Итак, стена, отделяющая в театре один мир от другого, нерушима, но само существование другого мира все же открывается Трощейкину. Авансцена, на которой находится Трощейкин и Любовь, в момент истины перестает быть частью сцены, потому что прозрачный средний занавес берет на себя функцию «четвертой стены», но и не становится частью зрительного зала, по отношению к которому Трощейкин и Любовь остаются внешними. Гости Опаяшиной так же неподвижны, как зрители в зале, и уравнены с ними в статусе вымышленных лиц. Следовательно, реальность — лишь на «узкой освещенной сцене», но ей нет места в театре, где оба мира, актеров и зрителей, друг для друга иллюзорны. Она возможна только вне театра, по ту сторону театра жизни. Набоков, таким образом, создает модель театра, в которой оказываются противопоставленными не мир зрителя и мир актера, а этот мир (включающий дихотомию зритель/актер) и потусторонность. Ее проникновение в этот мир у Набокова устойчиво связывается с образом щели в потустороннее и актом прозрения. Так, в главе первой «Дара» Федор вспоминает, как, поправляясь после болезни (сама болезнь — «обращение к потустороннему»), он пережил приступ ясновидения и «потом, окрепнув, хлебом залепив щели, я с суеверным страданием раздумывал над моим припадком прозрения…».[55] Щель возникает и в момент прозрения Трощейкина на авансцене, персонифицированная в образе торговца оружием Ивана Ивановича Щеля.

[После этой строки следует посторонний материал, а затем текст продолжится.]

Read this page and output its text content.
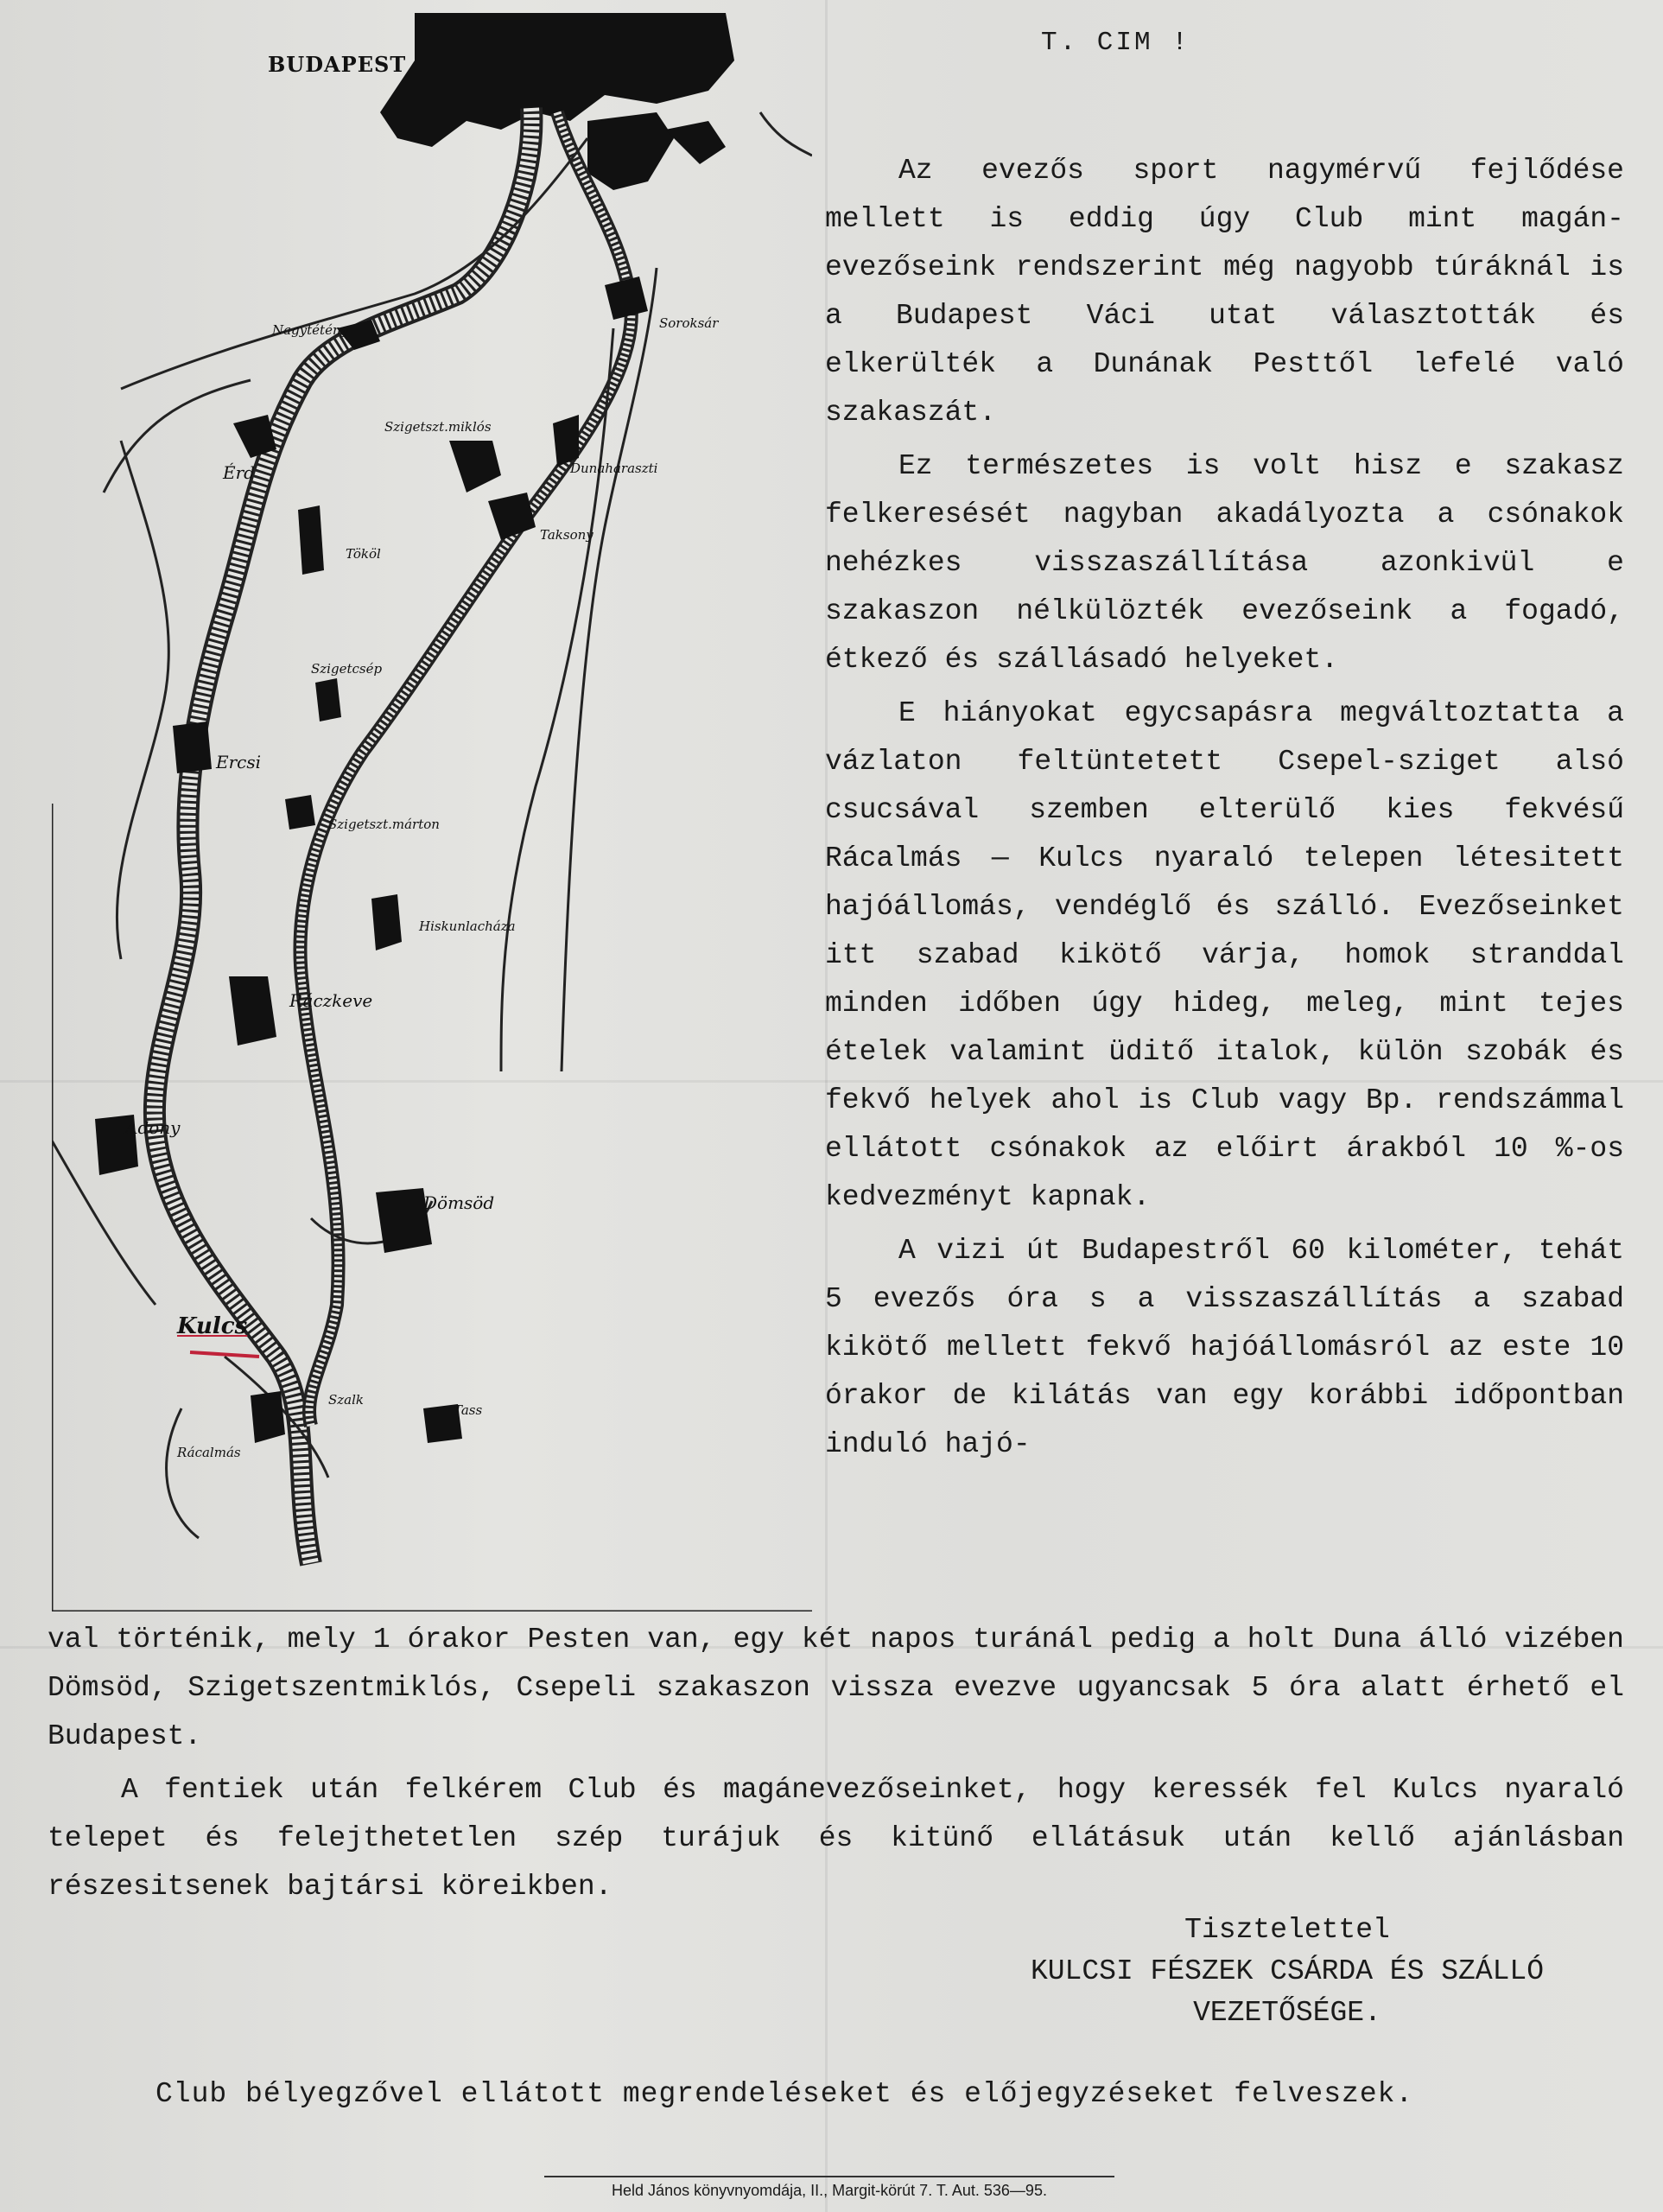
BUDAPEST
Nagytétény	Soroksár
Szigetszt.miklós
Érd	Dunaharaszti
Taksony
Tököl
Szigetcsép
Ercsi
Szigetszt.márton
Hiskunlacháza
Ráczkeve
Adony
Dömsöd
Kulcs
Szalk
Tass
Rácalmás
T. CIM !

Az evezős sport nagymérvű fejlődése mellett is eddig úgy Club mint magán-evezőseink rendszerint még nagyobb túráknál is a Budapest Váci utat választották és elkerülték a Dunának Pesttől lefelé való szakaszát.

Ez természetes is volt hisz e szakasz felkeresését nagyban akadályozta a csónakok nehézkes visszaszállítása azonkivül e szakaszon nélkülözték evezőseink a fogadó, étkező és szállásadó helyeket.

E hiányokat egycsapásra megváltoztatta a vázlaton feltüntetett Csepel-sziget alsó csucsával szemben elterülő kies fekvésű Rácalmás — Kulcs nyaraló telepen létesitett hajóállomás, vendéglő és szálló. Evezőseinket itt szabad kikötő várja, homok stranddal minden időben úgy hideg, meleg, mint tejes ételek valamint üditő italok, külön szobák és fekvő helyek ahol is Club vagy Bp. rendszámmal ellátott csónakok az előirt árakból 10 %-os kedvezményt kapnak.

A vizi út Budapestről 60 kilométer, tehát 5 evezős óra s a visszaszállítás a szabad kikötő mellett fekvő hajóállomásról az este 10 órakor de kilátás van egy korábbi időpontban induló hajó-

val történik, mely 1 órakor Pesten van, egy két napos turánál pedig a holt Duna álló vizében Dömsöd, Szigetszentmiklós, Csepeli szakaszon vissza evezve ugyancsak 5 óra alatt érhető el Budapest.

A fentiek után felkérem Club és magánevezőseinket, hogy keressék fel Kulcs nyaraló telepet és felejthetetlen szép turájuk és kitünő ellátásuk után kellő ajánlásban részesitsenek bajtársi köreikben.

Tisztelettel
KULCSI FÉSZEK CSÁRDA ÉS SZÁLLÓ
VEZETŐSÉGE.
Club bélyegzővel ellátott megrendeléseket és előjegyzéseket felveszek.
Held János könyvnyomdája, II., Margit-körút 7. T. Aut. 536—95.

Ближе всего к этой странной персонификации Сон в «Изобретении Вальса» Набокова. Щель и Сон выступают как действующие лица и как порождения воспаленного сознания действующего лица (под влиянием страха у Трощейкина и мании величия у Вальса). В широко цитируемой статье В. Ходасевича «О Сирине» (1937) «ключом ко всему Сирину» называется выставление наружу приемов творчества: «Его произведения населены не только действующими лицами, но и бесчисленным множеством приемов, которые, точно эльфы или гномы, снуя между персонажами, производят огромную работу <…>, на глазах у зрителя ставя и разбирая те декорации, в которых разыгрывается пьеса. Они строят мир произведения и сами оказываются его неустранимо важными персонажами».[56] Развивая это соображение, можно сказать, что в ряде произведений Набокова, и в первую очередь в Соб и «Изобретении Вальса», в рамках обнажения приема и тотального одушевления, персонажами становятся уже отвлеченные понятия (наравне с лицами, человеческий статус которых в условиях такого соседства, разумеется, ставится под сомнение), в которые Набоков вдыхает жизнь. Так, круг одушевляется в Лике («Лик»): лик — хоровод, круговая пляска (по актуализированному в рассказе значению из Словаря В. И. Даля), Вальсе («Изобретение Вальса») — парный круговой танец (его партнером является Сон), Круге («Bend Sinister») — период времени (актуализированное значение).[57] Понятие формирует парадигму действия такого героя и собственно композицию (заданность движения Вальса по кругу композиции, финальное возвращение Круга в детство). Оно может лечь в основу произведения как самый общий принцип, или же таким костяком может быть ряд объединенных принципов, как в Соб, где двоемирию соответствует двойственность в образах Трощейкина, а также Вагабундова/Шнап, Барбашин/Барбошин. Сон (Viola Trance в английском переводе) в «Изобретении Вальса» — не только персонификация сна, но и условие развития действия — сон, переходящий в кошмар (Вальс восклицает: «Сон, что это за кошмар!» — д. 3), и не только условие действия отдельной пьесы, но и положение драматической концепции: в лекции «Трагедия трагедии» Набоков выделяет разряд сновидческих пьес («Ревизор», «Гамлет», «Король Лир»), в которых «логика кошмара заменяет элементы драматического детерминизма».[58]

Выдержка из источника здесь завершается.